OS: It sounds like Body Double was a real exploratory project for the both of you. Allowing yourselves to go and try things that you hadn’t been able to before. What do you think you learned from this freedom from expectations?
NA: I came in to the project with only the expectation of playing bass live. I didn’t anticipate being a co-writer, so that was a nice surprise. Because I try to practice having a freedom-from-expectations mindset, I was mostly able to just roll with whatever happened. That’s kind of tough mindset to have especially when my songs are being produced by Candace. If I’m fighting for a certain sound or change in a song that I wrote, I have to make sure I’m fighting for it because it’s right for the song and not for my ego. Sometimes the answer isn’t clear and we have to fight a little until it is.
CL: I don’t think I fully escaped my own expectations when I was writing this record. I had to stare at a stolen copy of ProTools every day and think “This is it! No one to answer to. You’re free to do whatever! That means you can’t blame anyone else if this sucks!” Eventually I had to train myself to also say “You like playing instruments and configuring all the little parts, and a good album is just a nice side effect.”
OS: While the instruments may be familiar, you’ve got some amazing sounds and textures that you capture on Milk Fed. Whether it’s distortion, vocal effects or synthesizer, there are just these sounds that do such a great job conveying emotion. Were there any moments or sounds that really stood out to you from recording?

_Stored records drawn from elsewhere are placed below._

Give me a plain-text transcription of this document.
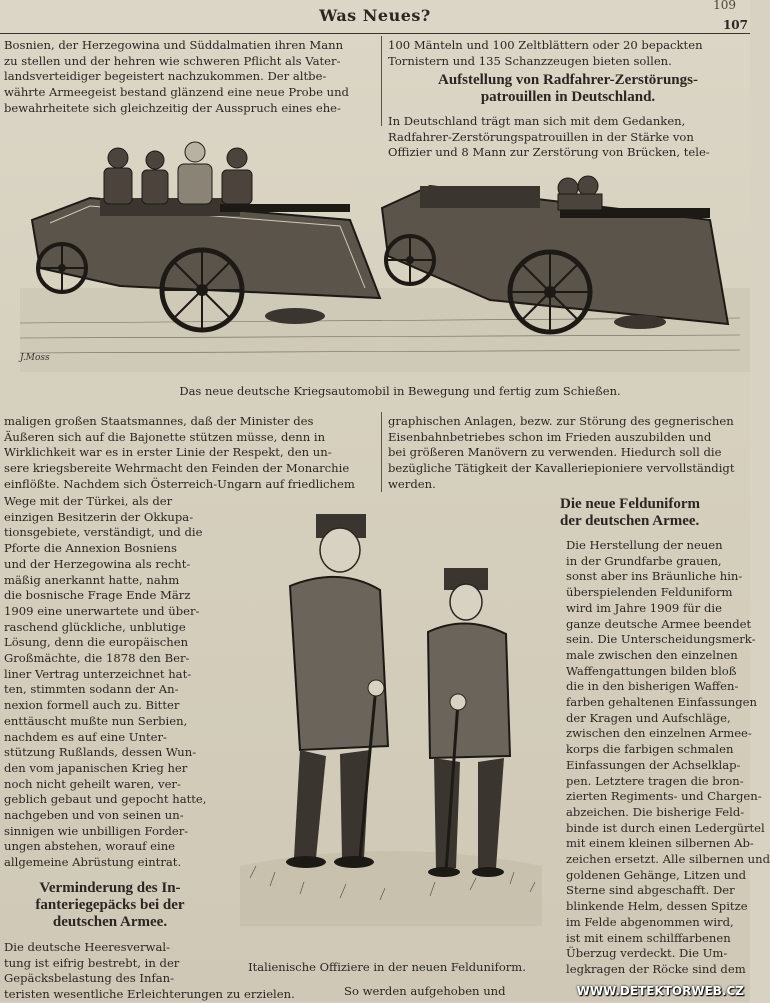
Was Neues?
109
107

Bosnien, der Herzegowina und Süddalmatien ihren Mann
zu stellen und der hehren wie schweren Pflicht als Vater-
landsverteidiger begeistert nachzukommen. Der altbe-
währte Armeegeist bestand glänzend eine neue Probe und
bewahrheitete sich gleichzeitig der Ausspruch eines ehe-

100 Mänteln und 100 Zeltblättern oder 20 bepackten
Tornistern und 135 Schanzzeugen bieten sollen.

Aufstellung von Radfahrer-Zerstörungs-
patrouillen in Deutschland.

In Deutschland trägt man sich mit dem Gedanken,
Radfahrer-Zerstörungspatrouillen in der Stärke von
Offizier und 8 Mann zur Zerstörung von Brücken, tele-

J.Moss
Das neue deutsche Kriegsautomobil in Bewegung und fertig zum Schießen.

maligen großen Staatsmannes, daß der Minister des
Äußeren sich auf die Bajonette stützen müsse, denn in
Wirklichkeit war es in erster Linie der Respekt, den un-
sere kriegsbereite Wehrmacht den Feinden der Monarchie
einflößte. Nachdem sich Österreich-Ungarn auf friedlichem

graphischen Anlagen, bezw. zur Störung des gegnerischen
Eisenbahnbetriebes schon im Frieden auszubilden und
bei größeren Manövern zu verwenden. Hiedurch soll die
bezügliche Tätigkeit der Kavalleriepioniere vervollständigt
werden.

Wege mit der Türkei, als der
einzigen Besitzerin der Okkupa-
tionsgebiete, verständigt, und die
Pforte die Annexion Bosniens
und der Herzegowina als recht-
mäßig anerkannt hatte, nahm
die bosnische Frage Ende März
1909 eine unerwartete und über-
raschend glückliche, unblutige
Lösung, denn die europäischen
Großmächte, die 1878 den Ber-
liner Vertrag unterzeichnet hat-
ten, stimmten sodann der An-
nexion formell auch zu. Bitter
enttäuscht mußte nun Serbien,
nachdem es auf eine Unter-
stützung Rußlands, dessen Wun-
den vom japanischen Krieg her
noch nicht geheilt waren, ver-
geblich gebaut und gepocht hatte,
nachgeben und von seinen un-
sinnigen wie unbilligen Forder-
ungen abstehen, worauf eine
allgemeine Abrüstung eintrat.

Verminderung des In-
fanteriegepäcks bei der
deutschen Armee.

Die deutsche Heeresverwal-
tung ist eifrig bestrebt, in der
Gepäcksbelastung des Infan-
teristen wesentliche Erleichterungen zu erzielen.

Italienische Offiziere in der neuen Felduniform.
Die neue Felduniform
der deutschen Armee.

Die Herstellung der neuen
in der Grundfarbe grauen,
sonst aber ins Bräunliche hin-
überspielenden Felduniform
wird im Jahre 1909 für die
ganze deutsche Armee beendet
sein. Die Unterscheidungsmerk-
male zwischen den einzelnen
Waffengattungen bilden bloß
die in den bisherigen Waffen-
farben gehaltenen Einfassungen
der Kragen und Aufschläge,
zwischen den einzelnen Armee-
korps die farbigen schmalen
Einfassungen der Achselklap-
pen. Letztere tragen die bron-
zierten Regiments- und Chargen-
abzeichen. Die bisherige Feld-
binde ist durch einen Ledergürtel
mit einem kleinen silbernen Ab-
zeichen ersetzt. Alle silbernen und
goldenen Gehänge, Litzen und
Sterne sind abgeschafft. Der
blinkende Helm, dessen Spitze
im Felde abgenommen wird,
ist mit einem schilffarbenen
Überzug verdeckt. Die Um-
legkragen der Röcke sind dem

So werden aufgehoben und	WWW.DETEKTORWEB.CZ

NA: During the mixing session, our engineer Joo Joo Ashworth introduced the Eventide H9 into the process. We liked it so much I bought one for Candace after the record was done. Also I think using “wrong” pedals for “wrong” instruments was effective. “That’s not suppose go be used for that”. Well, it is now.
CL: There’s a video Adrian Belew did in the 80s called Electronic Guitar where he runs through his rig and gives really great advice on extended technique and processing, like “don’t use more than 3 effects” and “imitate animal sounds”. I watched that video and fucked around until I found something I called elephant guitar – you can hear it on The Floating Hand and a few other spots on the album. I know when I’ve found a sound I like when it simultaneously upsets me and makes me laugh.
OS: How do you see that sound evolving now that you’ve laid a foundation with your debut album? Or is there a foundation?
CL: The only musical conceit I’m married to is writing pop songs that don’t make me snooze, and I feel free to change style as I see fit as long as my bandmates will suffer it. That being said, Noah and I both landed on “louder, harder, noiser, faster” for the next record. I have some icky noises to expel, and I want to increase Chase’s lung capacity. I want to freak out. What a nice thing it is to have a band to do that in so it doesn’t happen at a family dinner.